2 En medio de la plaza de la ciudad, y de la una y otra parte del rio estaba el árbol de la vida, que produce doce frutos, dando cada mes su fruto; y las hojas del árbol sanan á las gentes [162].

3 Allí no habrá jamás maldicion alguna, sino que Dios y el Cordero estarán de asiento en ella, y sus siervos le servirán de contínuo.

4 Y verán su cara, y tendrán el nombre de él sobre sus frentes.

5 Y allí no habrá jamás noche; ni necesitarán luz de antorcha, ni luz de sol, por cuanto el Señor Dios los alumbrará, y reinarán por los siglos de los siglos.

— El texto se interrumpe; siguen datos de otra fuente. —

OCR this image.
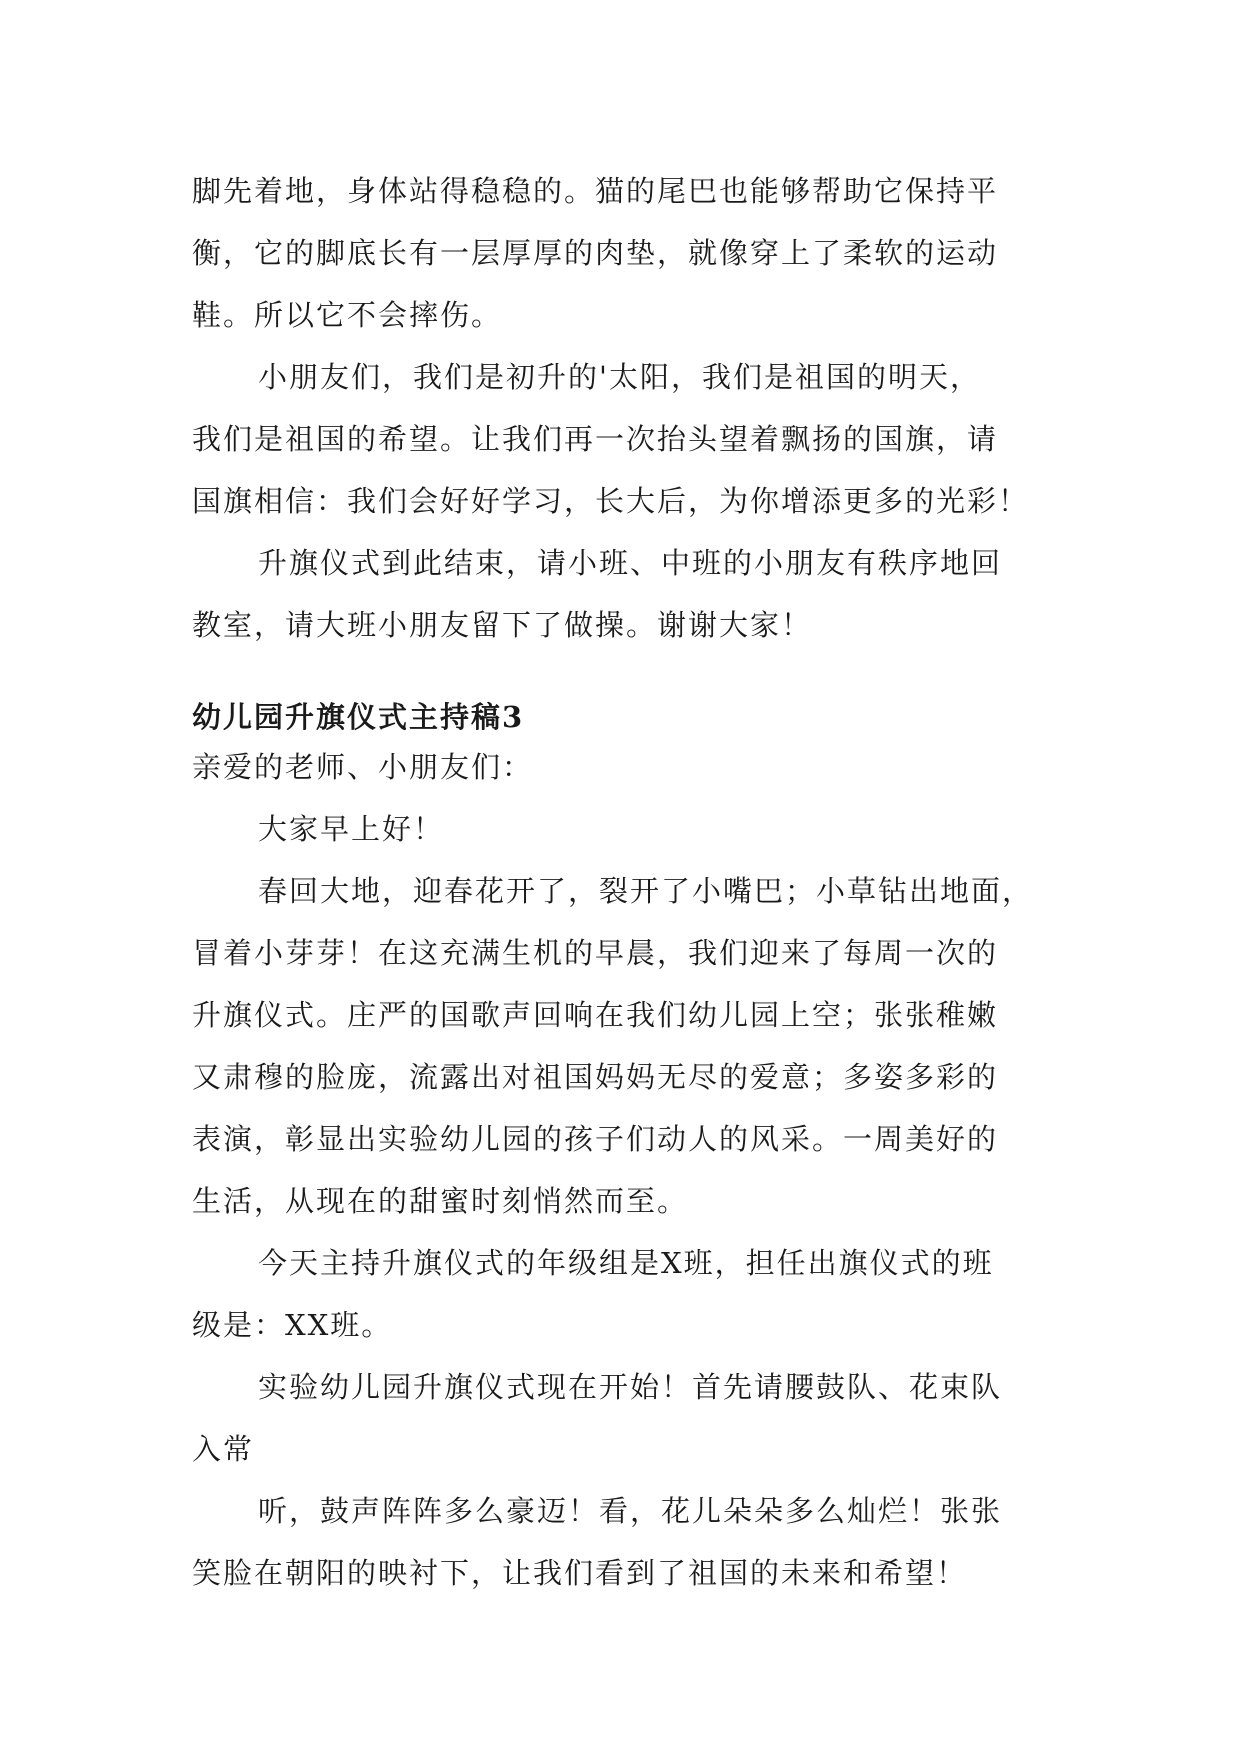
脚先着地，身体站得稳稳的。猫的尾巴也能够帮助它保持平
衡，它的脚底长有一层厚厚的肉垫，就像穿上了柔软的运动
鞋。所以它不会摔伤。

小朋友们，我们是初升的'太阳，我们是祖国的明天，
我们是祖国的希望。让我们再一次抬头望着飘扬的国旗，请
国旗相信：我们会好好学习，长大后，为你增添更多的光彩！

升旗仪式到此结束，请小班、中班的小朋友有秩序地回
教室，请大班小朋友留下了做操。谢谢大家！

幼儿园升旗仪式主持稿3

亲爱的老师、小朋友们：

大家早上好！

春回大地，迎春花开了，裂开了小嘴巴；小草钻出地面，
冒着小芽芽！在这充满生机的早晨，我们迎来了每周一次的
升旗仪式。庄严的国歌声回响在我们幼儿园上空；张张稚嫩
又肃穆的脸庞，流露出对祖国妈妈无尽的爱意；多姿多彩的
表演，彰显出实验幼儿园的孩子们动人的风采。一周美好的
生活，从现在的甜蜜时刻悄然而至。

今天主持升旗仪式的年级组是X班，担任出旗仪式的班
级是：XX班。

实验幼儿园升旗仪式现在开始！首先请腰鼓队、花束队
入常

听，鼓声阵阵多么豪迈！看，花儿朵朵多么灿烂！张张
笑脸在朝阳的映衬下，让我们看到了祖国的未来和希望！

6 Díjome mas: Estas palabras son dignas de todo crédito, y muy verdaderas. Y el Señor Dios de los espíritus de los Profetas ha enviado su ángel á manifestar á sus siervos cosas que deben suceder pronto [163].

7 Mas hé aqui, dice el Señor, que yo vengo á toda prisa. Bienaventurado el que guarda las palabras de la profecía de este libro.

8 Y yo Juan, soy el que he oido y visto estas cosas. Y despues de oídas y vistas, me postré ante los pies del ángel, que me las enseñaba, en acto de adorarle;

9 pero él me dijo: Guárdate de hacerlo, que yo soy un consiervo tuyo, y de tus hermanos los Profetas, y de los que observan las palabras de la profecía de este libro. Adora á Dios.

10 Díjome tambien: No selles [164] las palabras de la profecía de este libro, pues el tiempo está cerca.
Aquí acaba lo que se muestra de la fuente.